- The amount of data is surging (~90% of the data in the world has been created in the last 2 years)
- To ensure that data in organizations is useful, it needs to be found easily
- A great “Enterprise-y” solution has been metadata tagging!
- However, users generally hate doing that manually
- Automatic solutions are either cumbersome to maintain, expensive to develop, or both
- Many required metadata fields will cause users to migrate to shadow IT solutions (like DropBox)
Using Azure Functions and Cognitive Services Text API to enrich a Flow that fills Metadata for new items in a Modern SharePoint Team Site. PERFECT!
- Using Modern Team Sites in SharePoint for document storage enables collaboration
- SharePoint Search is decent, but thorough metadata tagging makes it a lot more useful
- Using Azure Cognitive Services we can fill the metadata fields automatically – without any user interaction at all!

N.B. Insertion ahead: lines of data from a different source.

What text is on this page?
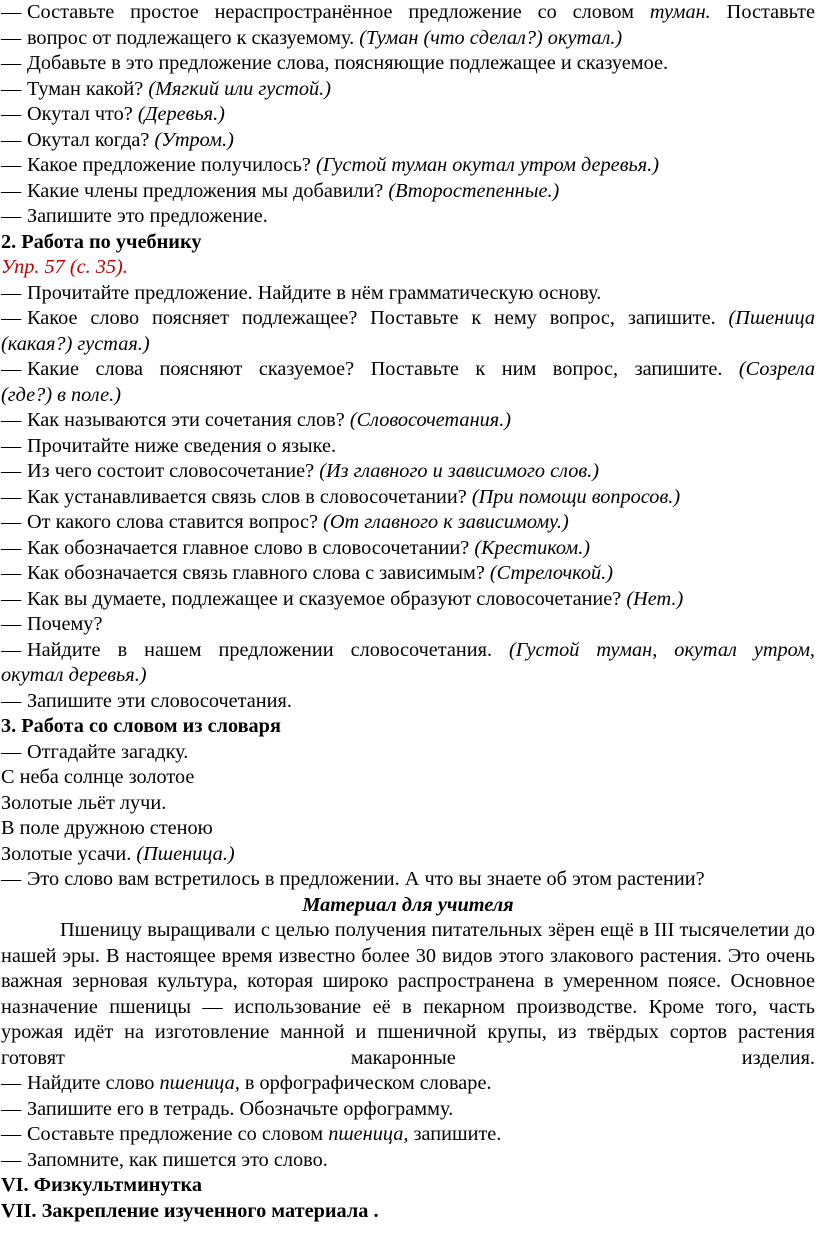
— Составьте простое нераспространённое предложение со словом туман. Поставьте
— вопрос от подлежащего к сказуемому. (Туман (что сделал?) окутал.)
— Добавьте в это предложение слова, поясняющие подлежащее и сказуемое.
— Туман какой? (Мягкий или густой.)
— Окутал что? (Деревья.)
— Окутал когда? (Утром.)
— Какое предложение получилось? (Густой туман окутал утром деревья.)
— Какие члены предложения мы добавили? (Второстепенные.)
— Запишите это предложение.
2. Работа по учебнику
Упр. 57 (с. 35).
— Прочитайте предложение. Найдите в нём грамматическую основу.
— Какое слово поясняет подлежащее? Поставьте к нему вопрос, запишите. (Пшеница
(какая?) густая.)
— Какие слова поясняют сказуемое? Поставьте к ним вопрос, запишите. (Созрела
(где?) в поле.)
— Как называются эти сочетания слов? (Словосочетания.)
— Прочитайте ниже сведения о языке.
— Из чего состоит словосочетание? (Из главного и зависимого слов.)
— Как устанавливается связь слов в словосочетании? (При помощи вопросов.)
— От какого слова ставится вопрос? (От главного к зависимому.)
— Как обозначается главное слово в словосочетании? (Крестиком.)
— Как обозначается связь главного слова с зависимым? (Стрелочкой.)
— Как вы думаете, подлежащее и сказуемое образуют словосочетание? (Нет.)
— Почему?
— Найдите в нашем предложении словосочетания. (Густой туман, окутал утром,
окутал деревья.)
— Запишите эти словосочетания.
3. Работа со словом из словаря
— Отгадайте загадку.
С неба солнце золотое
Золотые льёт лучи.
В поле дружною стеною
Золотые усачи. (Пшеница.)
— Это слово вам встретилось в предложении. А что вы знаете об этом растении?
Материал для учителя
Пшеницу выращивали с целью получения питательных зёрен ещё в III тысячелетии до нашей эры. В настоящее время известно более 30 видов этого злакового растения. Это очень важная зерновая культура, которая широко распространена в умеренном поясе. Основное назначение пшеницы — использование её в пекарном производстве. Кроме того, часть урожая идёт на изготовление манной и пшеничной крупы, из твёрдых сортов растения готовят макаронные изделия.
— Найдите слово пшеница, в орфографическом словаре.
— Запишите его в тетрадь. Обозначьте орфограмму.
— Составьте предложение со словом пшеница, запишите.
— Запомните, как пишется это слово.
VI. Физкультминутка
VII. Закрепление изученного материала .
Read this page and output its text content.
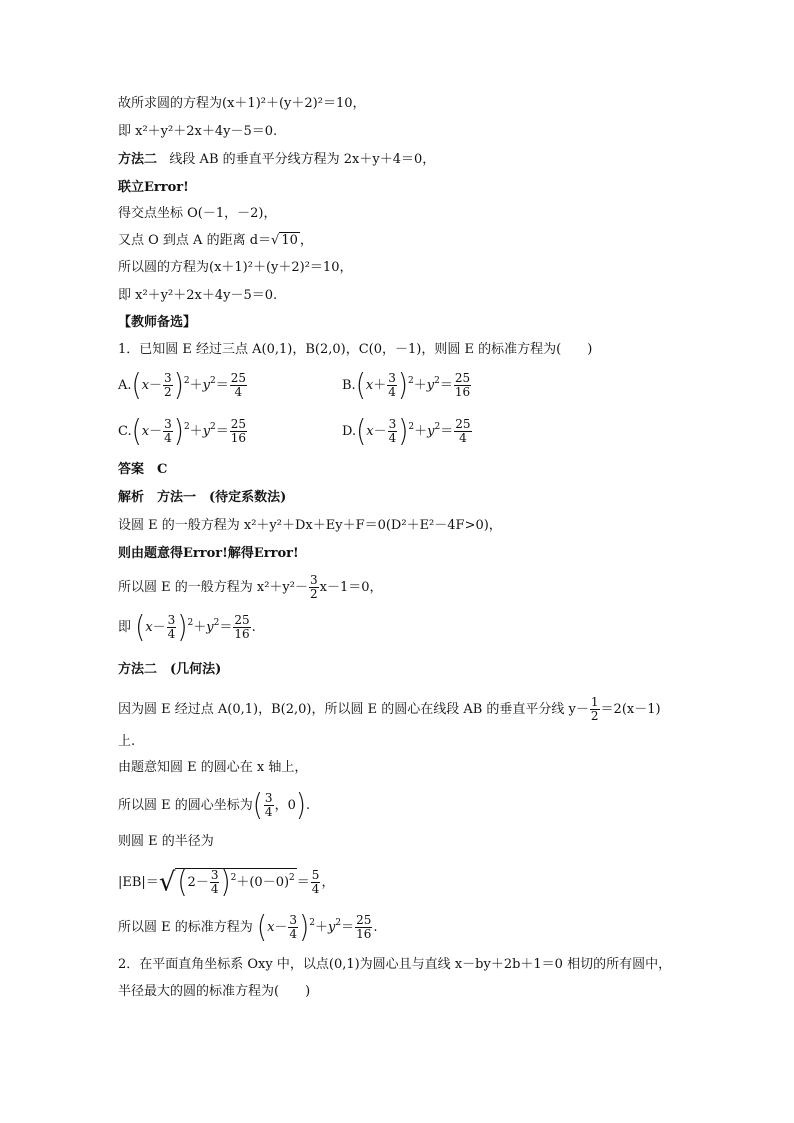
故所求圆的方程为(x＋1)²＋(y＋2)²＝10，
即 x²＋y²＋2x＋4y－5＝0.
方法二 线段 AB 的垂直平分线方程为 2x＋y＋4＝0，
联立Error!
得交点坐标 O(－1，－2)，
又点 O 到点 A 的距离 d＝√ 10 ，
所以圆的方程为(x＋1)²＋(y＋2)²＝10，
即 x²＋y²＋2x＋4y－5＝0.
【教师备选】
1．已知圆 E 经过三点 A(0,1)，B(2,0)，C(0，－1)，则圆 E 的标准方程为(　　)
$A.(x- \frac{3}{2} )^2+y^2= \frac{25}{4}$	$B.(x+ \frac{3}{4} )^2+y^2= \frac{25}{16}$
$C.(x- \frac{3}{4} )^2+y^2= \frac{25}{16}$	$D.(x- \frac{3}{4} )^2+y^2= \frac{25}{4}$
答案　C
解析　方法一　(待定系数法)
设圆 E 的一般方程为 x²＋y²＋Dx＋Ey＋F＝0(D²＋E²－4F>0)，
则由题意得Error!解得Error!
所以圆 E 的一般方程为 $x^2+y^2- \frac{3}{2} x-1=0$，
即 $(x- \frac{3}{4} )^2+y^2= \frac{25}{16}$ .
方法二　(几何法)
因为圆 E 经过点 A(0,1)，B(2,0)，所以圆 E 的圆心在线段 AB 的垂直平分线 $y- \frac{1}{2} =2(x-1)$
上.
由题意知圆 E 的圆心在 x 轴上，
所以圆 E 的圆心坐标为( $\frac{3}{4}$ ，0).
则圆 E 的半径为
$|EB|=√(2- \frac{3}{4} )^2+(0-0)^2 = \frac{5}{4}$ ，
所以圆 E 的标准方程为 $(x- \frac{3}{4} )^2+y^2= \frac{25}{16}$ .
2．在平面直角坐标系 Oxy 中，以点(0,1)为圆心且与直线 x－by＋2b＋1＝0 相切的所有圆中，
半径最大的圆的标准方程为(　　)
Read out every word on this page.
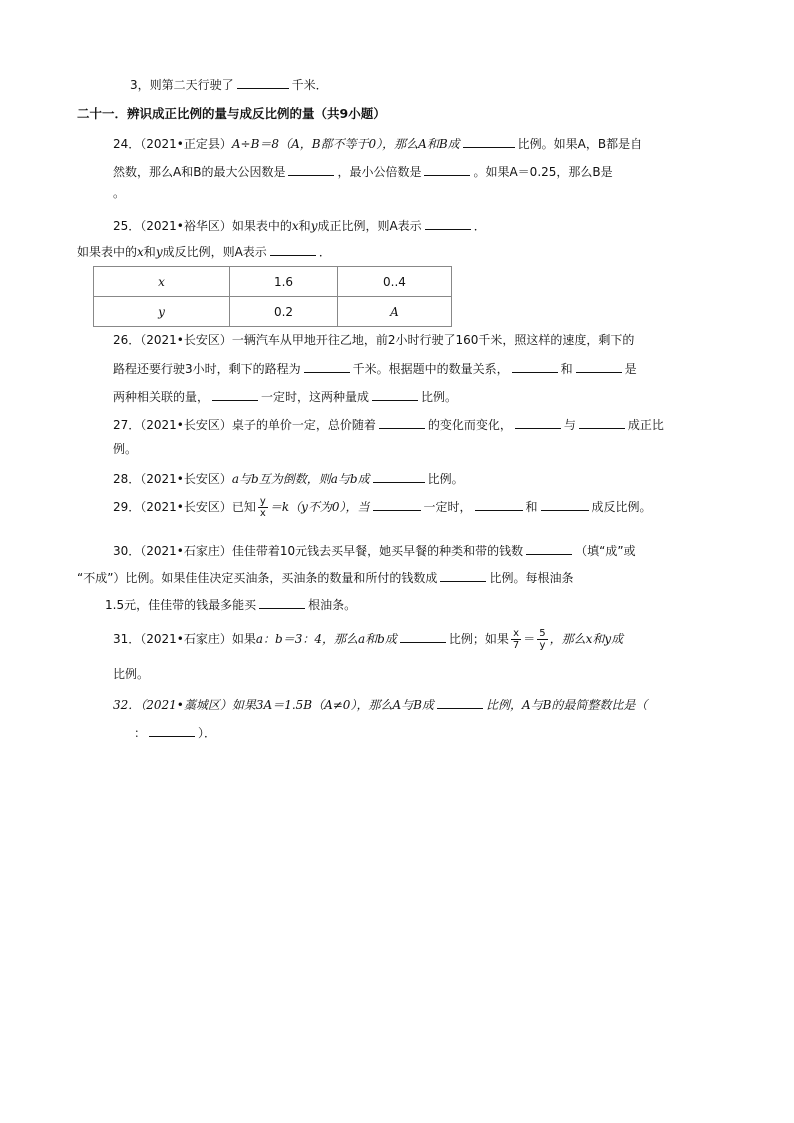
3，则第二天行驶了	千米．
二十一．辨识成正比例的量与成反比例的量（共9小题）
24．（2021•正定县）A÷B＝8（A，B都不等于0），那么A和B成	比例。如果A，B都是自
然数，那么A和B的最大公因数是	，最小公倍数是	。如果A＝0.25，那么B是
。
25．（2021•裕华区）如果表中的x和y成正比例，则A表示	．
如果表中的x和y成反比例，则A表示	．
x	1.6	0..4
y	0.2	A
26．（2021•长安区）一辆汽车从甲地开往乙地，前2小时行驶了160千米，照这样的速度，剩下的
路程还要行驶3小时，剩下的路程为	千米。根据题中的数量关系，	和	是
两种相关联的量，	一定时，这两种量成	比例。
27．（2021•长安区）桌子的单价一定，总价随着	的变化而变化，	与	成正比
例。
28．（2021•长安区）a与b互为倒数，则a与b成	比例。
29．（2021•长安区）已知 $\frac{y}{x} =k(y$不为0），当	一定时，	和	成反比例。
30．（2021•石家庄）佳佳带着10元钱去买早餐，她买早餐的种类和带的钱数	（填“成”或
“不成”）比例。如果佳佳决定买油条，买油条的数量和所付的钱数成	比例。每根油条
1.5元，佳佳带的钱最多能买	根油条。
31．（2021•石家庄）如果a：b＝3：4，那么a和b成	比例；如果 $\frac{x}{7} = \frac{5}{y}$ ，那么x和y成
比例。
32．（2021•藁城区）如果3A＝1.5B（A≠0），那么A与B成	比例，A与B的最简整数比是（
：	）．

- Content will be found and users will be happy :)
What it does
Automates metadata tagging for SharePoint Online.
- A Flow attached to Document Library will call the Azure Function that’ll do the heavy lifting
- An Azure Function will run, extract text, analyze it using Azure Cognitive Services, and then write the info back to SharePoint Online
- Finally, notifies admin of the execution and the creator of the file.
How I built it
Using Visual Studio 2017, but you could do everything in VSCode, too.
Challenges I ran into
Extracting text from a PDF sometimes returned a lot of headers / metadata and was scrambled - had to work around that.
Accomplishments that I'm proud of
Sanitizing the text from a PDF is not straightforward, but I think it works decently. Also, this was based on a topics extraction tool I made for a PoC a while back, and Microsoft has completely changed the API since then, so learning the new API was rewarding.
Also, it's fun to see how well the Azure Function + Flow + SPO -integration works!
What I learned
- Integrating a Flow to a Modern SharePoint Site
- New version of Cognitive Services
What's next for Resolving Managed Metadata Madness in SharePoint
Refactoring it to be either easily deployed to whatever environment using PowerShell, or making it a multi-tenant solution.